The off-putting human resource managers, Judy Maddox (Julie Hesmondhaigh) and Jarva Slade (Calum Dixon), deny any involvement. When Kira is abducted, the Doctor tracks her to the fully automated packaging and delivery floor below, where organic employees are not allowed. They find the liquidized remains of the missing workers and a veritable army of robotic delivery robots holding packages. The Doctor uses an early form of the TeamMate language to speak with the A.I., who it turns out was the one who called for help. Yasmin, Ryan, and Charlie Duffy reveal that Kira died while popping bubble wrap, which is a weaponized material to be used on Kerblam!’s customers.

Charlie admits responsibility but says killing Kira was not part of the plan. His goal was to prevent rampant automation making workers redundant by sending thousands of packages with weaponized bubble wrap to kill Kerblam! Customers, making people blame automation. He used the human staff as test subjects. The A.I. killed Kira to make Charlie understand that his actions were wrong (!). The Doctor reprograms the TeamMates to deliver to themselves and pop the wrap. As our heroes teleport away, Charlie remains and perishes in the destruction of the Packaging Department. Good guys Maddox and Slade vow to remain and rebuild Kerblam! as a mostly human workforce.

The episode was written by Pete McTighe and directed by Jennifer Perrott. It was pretty successful, with 7.46 million viewers, an online appreciation index of 81, and a Rotten Tomato score of 90%. Somehow, people got the idea it was poking fun at Amazon. The Doctor uses Venusian Aikido again, used in the Ghost Monument episode and by the 3rd, 4th, 6th, 8th, and 12th Doctors. She mentions Agatha Christie, referring to the Unicorn and the Wasp episode with David Tennant. And she receives in the package a fez, referring to Matt Smith. The Doctor refers to robophobia, which is the title of a play featuring Sylvester McCoy, and which was a sequel to The Robots of Death with Tom Baker. Bubble wrap was originally  developed as 3-D wallpaper, but the product failed. I’m sure children couldn’t resist popping it.
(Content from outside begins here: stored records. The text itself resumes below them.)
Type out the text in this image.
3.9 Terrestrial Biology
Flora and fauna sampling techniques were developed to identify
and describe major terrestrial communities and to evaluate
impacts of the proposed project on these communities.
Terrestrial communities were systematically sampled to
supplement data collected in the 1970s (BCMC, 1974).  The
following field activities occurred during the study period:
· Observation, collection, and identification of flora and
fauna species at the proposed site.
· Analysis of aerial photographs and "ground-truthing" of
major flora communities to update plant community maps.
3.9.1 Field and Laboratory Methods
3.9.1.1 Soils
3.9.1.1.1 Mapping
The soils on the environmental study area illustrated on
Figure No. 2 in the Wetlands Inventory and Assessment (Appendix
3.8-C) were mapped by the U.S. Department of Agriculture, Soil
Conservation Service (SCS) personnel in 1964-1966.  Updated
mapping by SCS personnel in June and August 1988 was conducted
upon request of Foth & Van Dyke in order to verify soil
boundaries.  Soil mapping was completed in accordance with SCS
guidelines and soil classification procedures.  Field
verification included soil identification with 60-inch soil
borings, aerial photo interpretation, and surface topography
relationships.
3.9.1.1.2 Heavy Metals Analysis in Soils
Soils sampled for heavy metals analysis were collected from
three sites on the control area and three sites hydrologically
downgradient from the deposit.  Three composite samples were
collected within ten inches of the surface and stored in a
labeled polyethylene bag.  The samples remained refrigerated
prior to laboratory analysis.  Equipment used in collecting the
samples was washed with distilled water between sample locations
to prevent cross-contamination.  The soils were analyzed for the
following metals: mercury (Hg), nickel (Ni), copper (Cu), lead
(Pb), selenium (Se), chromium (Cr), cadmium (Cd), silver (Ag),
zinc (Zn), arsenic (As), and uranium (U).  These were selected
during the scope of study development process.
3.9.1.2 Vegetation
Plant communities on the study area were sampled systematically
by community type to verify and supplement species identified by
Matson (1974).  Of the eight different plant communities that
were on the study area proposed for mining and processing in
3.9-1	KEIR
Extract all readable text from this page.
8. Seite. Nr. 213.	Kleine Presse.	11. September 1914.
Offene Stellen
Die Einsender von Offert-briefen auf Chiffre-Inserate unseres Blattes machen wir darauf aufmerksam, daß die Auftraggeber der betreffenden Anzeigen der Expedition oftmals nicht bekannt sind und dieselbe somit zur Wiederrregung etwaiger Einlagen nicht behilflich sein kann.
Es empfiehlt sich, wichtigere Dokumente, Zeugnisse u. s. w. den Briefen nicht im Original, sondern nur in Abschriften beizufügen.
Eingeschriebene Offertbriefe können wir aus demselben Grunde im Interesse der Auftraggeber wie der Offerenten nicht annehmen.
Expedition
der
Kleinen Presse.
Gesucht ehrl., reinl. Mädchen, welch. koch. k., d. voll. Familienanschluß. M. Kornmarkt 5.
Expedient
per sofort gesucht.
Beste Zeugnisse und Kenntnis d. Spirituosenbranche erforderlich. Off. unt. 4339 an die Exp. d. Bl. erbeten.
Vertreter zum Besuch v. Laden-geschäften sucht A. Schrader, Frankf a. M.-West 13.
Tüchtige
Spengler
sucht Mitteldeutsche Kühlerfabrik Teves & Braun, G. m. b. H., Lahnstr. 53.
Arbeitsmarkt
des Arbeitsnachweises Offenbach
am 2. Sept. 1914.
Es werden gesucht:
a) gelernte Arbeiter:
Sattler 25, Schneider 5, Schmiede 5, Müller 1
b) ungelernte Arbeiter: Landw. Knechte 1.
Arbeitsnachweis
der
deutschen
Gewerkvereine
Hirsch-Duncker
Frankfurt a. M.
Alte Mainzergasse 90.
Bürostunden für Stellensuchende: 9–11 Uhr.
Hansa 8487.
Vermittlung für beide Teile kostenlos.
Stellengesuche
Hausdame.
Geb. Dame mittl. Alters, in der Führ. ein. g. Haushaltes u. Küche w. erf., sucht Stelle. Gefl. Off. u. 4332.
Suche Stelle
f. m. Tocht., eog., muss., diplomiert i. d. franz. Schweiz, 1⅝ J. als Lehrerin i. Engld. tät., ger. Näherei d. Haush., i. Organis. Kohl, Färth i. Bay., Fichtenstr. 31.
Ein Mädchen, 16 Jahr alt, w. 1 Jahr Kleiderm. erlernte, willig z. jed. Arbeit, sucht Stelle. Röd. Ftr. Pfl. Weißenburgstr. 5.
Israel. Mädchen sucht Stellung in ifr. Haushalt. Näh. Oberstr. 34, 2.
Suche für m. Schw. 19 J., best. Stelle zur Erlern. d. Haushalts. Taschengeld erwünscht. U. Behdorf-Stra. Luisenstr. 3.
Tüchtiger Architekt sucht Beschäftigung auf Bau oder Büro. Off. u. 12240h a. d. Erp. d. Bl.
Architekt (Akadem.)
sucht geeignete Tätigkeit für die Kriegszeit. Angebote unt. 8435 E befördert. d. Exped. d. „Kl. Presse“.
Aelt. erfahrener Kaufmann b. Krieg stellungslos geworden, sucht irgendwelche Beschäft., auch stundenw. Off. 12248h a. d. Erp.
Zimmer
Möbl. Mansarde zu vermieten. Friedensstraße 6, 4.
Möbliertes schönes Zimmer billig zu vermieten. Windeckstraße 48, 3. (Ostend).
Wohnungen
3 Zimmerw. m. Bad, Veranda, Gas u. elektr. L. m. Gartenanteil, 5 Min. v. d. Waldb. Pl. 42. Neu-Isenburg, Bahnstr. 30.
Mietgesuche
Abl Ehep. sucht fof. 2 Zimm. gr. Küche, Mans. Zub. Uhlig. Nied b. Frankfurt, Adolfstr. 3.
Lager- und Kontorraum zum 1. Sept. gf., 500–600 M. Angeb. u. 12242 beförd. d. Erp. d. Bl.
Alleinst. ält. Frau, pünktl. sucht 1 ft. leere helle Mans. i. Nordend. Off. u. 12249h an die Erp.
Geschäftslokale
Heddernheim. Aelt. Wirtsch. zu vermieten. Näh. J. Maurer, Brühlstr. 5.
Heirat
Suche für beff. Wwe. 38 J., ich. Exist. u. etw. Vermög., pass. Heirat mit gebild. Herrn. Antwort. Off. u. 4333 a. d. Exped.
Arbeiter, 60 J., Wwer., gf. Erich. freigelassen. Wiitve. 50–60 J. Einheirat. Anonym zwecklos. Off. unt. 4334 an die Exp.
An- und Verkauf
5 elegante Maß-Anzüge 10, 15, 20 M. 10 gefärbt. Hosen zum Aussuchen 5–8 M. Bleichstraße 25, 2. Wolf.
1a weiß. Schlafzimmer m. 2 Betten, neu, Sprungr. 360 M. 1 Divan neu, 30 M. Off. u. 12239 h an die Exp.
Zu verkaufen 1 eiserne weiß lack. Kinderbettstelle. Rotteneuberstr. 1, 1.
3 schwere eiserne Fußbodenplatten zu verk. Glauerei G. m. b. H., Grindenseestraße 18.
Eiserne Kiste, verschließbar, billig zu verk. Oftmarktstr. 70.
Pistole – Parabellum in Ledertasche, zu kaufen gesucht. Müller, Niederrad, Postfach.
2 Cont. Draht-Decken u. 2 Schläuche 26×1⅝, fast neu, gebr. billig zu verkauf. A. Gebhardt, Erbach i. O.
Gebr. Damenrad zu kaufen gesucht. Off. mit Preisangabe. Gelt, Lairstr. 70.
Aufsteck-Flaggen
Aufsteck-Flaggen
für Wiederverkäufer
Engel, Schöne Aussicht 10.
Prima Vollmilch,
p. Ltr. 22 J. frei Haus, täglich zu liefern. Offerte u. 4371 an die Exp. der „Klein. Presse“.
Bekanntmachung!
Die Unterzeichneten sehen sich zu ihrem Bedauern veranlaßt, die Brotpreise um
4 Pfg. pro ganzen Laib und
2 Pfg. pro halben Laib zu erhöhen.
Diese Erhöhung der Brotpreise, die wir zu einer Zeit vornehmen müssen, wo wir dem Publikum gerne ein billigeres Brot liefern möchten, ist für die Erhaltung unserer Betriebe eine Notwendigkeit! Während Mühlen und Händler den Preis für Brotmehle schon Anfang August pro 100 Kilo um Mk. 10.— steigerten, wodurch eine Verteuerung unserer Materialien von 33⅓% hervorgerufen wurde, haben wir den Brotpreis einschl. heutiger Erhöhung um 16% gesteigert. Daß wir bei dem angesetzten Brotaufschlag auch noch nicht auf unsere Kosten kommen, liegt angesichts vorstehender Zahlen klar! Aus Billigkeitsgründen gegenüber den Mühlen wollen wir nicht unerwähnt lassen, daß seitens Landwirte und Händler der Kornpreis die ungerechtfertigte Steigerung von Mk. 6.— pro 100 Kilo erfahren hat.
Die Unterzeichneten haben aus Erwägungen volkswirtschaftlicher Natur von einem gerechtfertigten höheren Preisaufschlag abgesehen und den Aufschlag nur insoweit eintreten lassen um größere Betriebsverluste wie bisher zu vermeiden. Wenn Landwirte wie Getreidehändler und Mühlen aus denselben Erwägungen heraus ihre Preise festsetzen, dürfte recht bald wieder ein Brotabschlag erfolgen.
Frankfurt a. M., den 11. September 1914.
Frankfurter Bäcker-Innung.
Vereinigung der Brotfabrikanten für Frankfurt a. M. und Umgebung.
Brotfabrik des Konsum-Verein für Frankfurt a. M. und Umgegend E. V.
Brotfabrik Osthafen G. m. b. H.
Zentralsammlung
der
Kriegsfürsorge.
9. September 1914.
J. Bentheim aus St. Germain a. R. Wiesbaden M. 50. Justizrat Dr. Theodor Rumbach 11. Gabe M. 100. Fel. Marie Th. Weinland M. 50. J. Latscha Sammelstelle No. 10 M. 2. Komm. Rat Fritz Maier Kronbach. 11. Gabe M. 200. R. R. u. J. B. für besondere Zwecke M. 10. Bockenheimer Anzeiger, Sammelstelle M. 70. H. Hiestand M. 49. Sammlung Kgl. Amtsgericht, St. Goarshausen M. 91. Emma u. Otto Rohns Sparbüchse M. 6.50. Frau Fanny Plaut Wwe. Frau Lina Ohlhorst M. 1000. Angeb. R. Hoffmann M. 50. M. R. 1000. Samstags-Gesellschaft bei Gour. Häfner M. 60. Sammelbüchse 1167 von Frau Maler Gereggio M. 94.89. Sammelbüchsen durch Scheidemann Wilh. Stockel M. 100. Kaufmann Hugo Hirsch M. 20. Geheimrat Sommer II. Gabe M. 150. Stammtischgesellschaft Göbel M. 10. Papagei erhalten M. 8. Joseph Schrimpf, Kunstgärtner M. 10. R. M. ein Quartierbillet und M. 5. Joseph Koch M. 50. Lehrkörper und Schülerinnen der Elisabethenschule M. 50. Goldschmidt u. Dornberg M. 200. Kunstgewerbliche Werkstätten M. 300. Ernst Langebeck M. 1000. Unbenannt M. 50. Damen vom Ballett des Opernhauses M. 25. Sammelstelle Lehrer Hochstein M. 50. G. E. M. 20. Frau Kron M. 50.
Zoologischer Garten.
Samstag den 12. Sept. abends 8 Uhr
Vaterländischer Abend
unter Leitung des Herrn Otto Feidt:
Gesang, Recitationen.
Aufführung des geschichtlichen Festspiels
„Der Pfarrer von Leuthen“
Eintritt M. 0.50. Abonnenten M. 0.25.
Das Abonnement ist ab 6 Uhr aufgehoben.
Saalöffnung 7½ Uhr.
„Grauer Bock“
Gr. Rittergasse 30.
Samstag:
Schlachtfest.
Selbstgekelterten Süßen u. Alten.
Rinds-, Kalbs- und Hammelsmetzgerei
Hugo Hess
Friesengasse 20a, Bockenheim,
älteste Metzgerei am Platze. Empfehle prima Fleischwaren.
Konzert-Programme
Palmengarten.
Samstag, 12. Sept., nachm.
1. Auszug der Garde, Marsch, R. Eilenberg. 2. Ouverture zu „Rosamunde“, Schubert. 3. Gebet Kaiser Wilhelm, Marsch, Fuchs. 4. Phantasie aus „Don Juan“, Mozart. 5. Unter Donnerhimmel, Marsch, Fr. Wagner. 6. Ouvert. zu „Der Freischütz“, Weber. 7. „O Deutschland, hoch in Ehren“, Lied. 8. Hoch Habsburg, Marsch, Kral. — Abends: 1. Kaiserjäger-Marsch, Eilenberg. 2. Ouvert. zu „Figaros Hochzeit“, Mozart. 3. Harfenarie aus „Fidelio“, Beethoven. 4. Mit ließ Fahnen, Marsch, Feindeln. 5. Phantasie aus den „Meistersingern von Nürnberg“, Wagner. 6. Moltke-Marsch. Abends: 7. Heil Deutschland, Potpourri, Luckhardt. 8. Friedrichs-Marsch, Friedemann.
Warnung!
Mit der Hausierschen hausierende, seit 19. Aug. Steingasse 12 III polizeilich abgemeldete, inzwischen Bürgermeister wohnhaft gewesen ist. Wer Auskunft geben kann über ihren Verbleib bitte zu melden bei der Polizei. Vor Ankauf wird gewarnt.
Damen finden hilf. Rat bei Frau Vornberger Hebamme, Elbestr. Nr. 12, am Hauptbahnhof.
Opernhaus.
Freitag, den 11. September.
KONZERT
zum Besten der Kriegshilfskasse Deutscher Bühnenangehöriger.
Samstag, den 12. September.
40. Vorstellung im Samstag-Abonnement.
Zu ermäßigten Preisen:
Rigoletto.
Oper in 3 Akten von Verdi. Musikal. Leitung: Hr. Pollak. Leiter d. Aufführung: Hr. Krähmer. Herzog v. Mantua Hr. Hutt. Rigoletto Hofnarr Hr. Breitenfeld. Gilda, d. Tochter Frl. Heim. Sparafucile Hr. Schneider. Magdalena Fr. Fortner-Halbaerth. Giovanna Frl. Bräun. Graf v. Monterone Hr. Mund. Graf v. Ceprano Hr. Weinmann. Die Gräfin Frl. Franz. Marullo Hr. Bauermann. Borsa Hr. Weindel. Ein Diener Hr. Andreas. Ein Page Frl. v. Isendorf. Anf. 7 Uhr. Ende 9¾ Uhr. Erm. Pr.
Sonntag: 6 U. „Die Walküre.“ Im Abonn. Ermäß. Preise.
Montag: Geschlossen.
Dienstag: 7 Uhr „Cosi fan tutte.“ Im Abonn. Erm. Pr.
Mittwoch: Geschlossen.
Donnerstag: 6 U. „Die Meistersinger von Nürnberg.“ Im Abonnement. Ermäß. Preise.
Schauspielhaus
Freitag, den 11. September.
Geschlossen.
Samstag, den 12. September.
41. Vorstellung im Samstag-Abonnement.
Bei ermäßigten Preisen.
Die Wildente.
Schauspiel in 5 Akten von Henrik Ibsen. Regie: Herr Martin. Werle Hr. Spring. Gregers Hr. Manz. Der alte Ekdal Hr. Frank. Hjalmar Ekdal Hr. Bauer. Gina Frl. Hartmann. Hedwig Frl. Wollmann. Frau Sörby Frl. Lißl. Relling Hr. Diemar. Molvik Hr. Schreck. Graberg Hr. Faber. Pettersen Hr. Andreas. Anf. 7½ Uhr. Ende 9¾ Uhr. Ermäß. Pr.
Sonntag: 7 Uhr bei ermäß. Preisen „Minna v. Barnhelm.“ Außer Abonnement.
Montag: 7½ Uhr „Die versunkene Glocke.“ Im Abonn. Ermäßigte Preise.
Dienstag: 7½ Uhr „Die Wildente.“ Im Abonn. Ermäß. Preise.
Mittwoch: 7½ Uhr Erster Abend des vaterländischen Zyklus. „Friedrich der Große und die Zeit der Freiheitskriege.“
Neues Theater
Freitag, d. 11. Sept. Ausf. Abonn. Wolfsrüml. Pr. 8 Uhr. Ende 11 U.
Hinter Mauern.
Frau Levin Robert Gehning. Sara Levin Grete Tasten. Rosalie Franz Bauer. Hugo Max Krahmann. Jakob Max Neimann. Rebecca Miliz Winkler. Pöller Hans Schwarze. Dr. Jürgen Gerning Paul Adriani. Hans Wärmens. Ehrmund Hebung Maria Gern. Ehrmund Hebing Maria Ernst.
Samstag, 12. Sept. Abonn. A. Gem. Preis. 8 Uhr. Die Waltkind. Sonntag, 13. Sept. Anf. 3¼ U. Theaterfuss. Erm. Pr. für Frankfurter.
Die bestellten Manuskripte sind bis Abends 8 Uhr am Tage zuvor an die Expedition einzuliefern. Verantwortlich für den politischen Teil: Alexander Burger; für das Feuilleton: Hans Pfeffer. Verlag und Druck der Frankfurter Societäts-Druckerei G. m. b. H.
This episode was a satire and largely written for laughs, but it was also a mystery caper with intrepid heroes and goofy but still scary robots. The Kerblam! Building interior was a huge and terrifying set, unless you worked at Amazon. I pass by one of those places every once in a while and the first time I saw it, I wondered if they were building spaceships in there. What’s really scary is that the Kerblam! Employee indoctrination, oversight, and lack of privacy no longer seem so futurist-fascist, nor does the A.I. threat to us organic employees. In Doctor Who, there is a long S.F. tradition of presenting scary futures as amusing fantasy.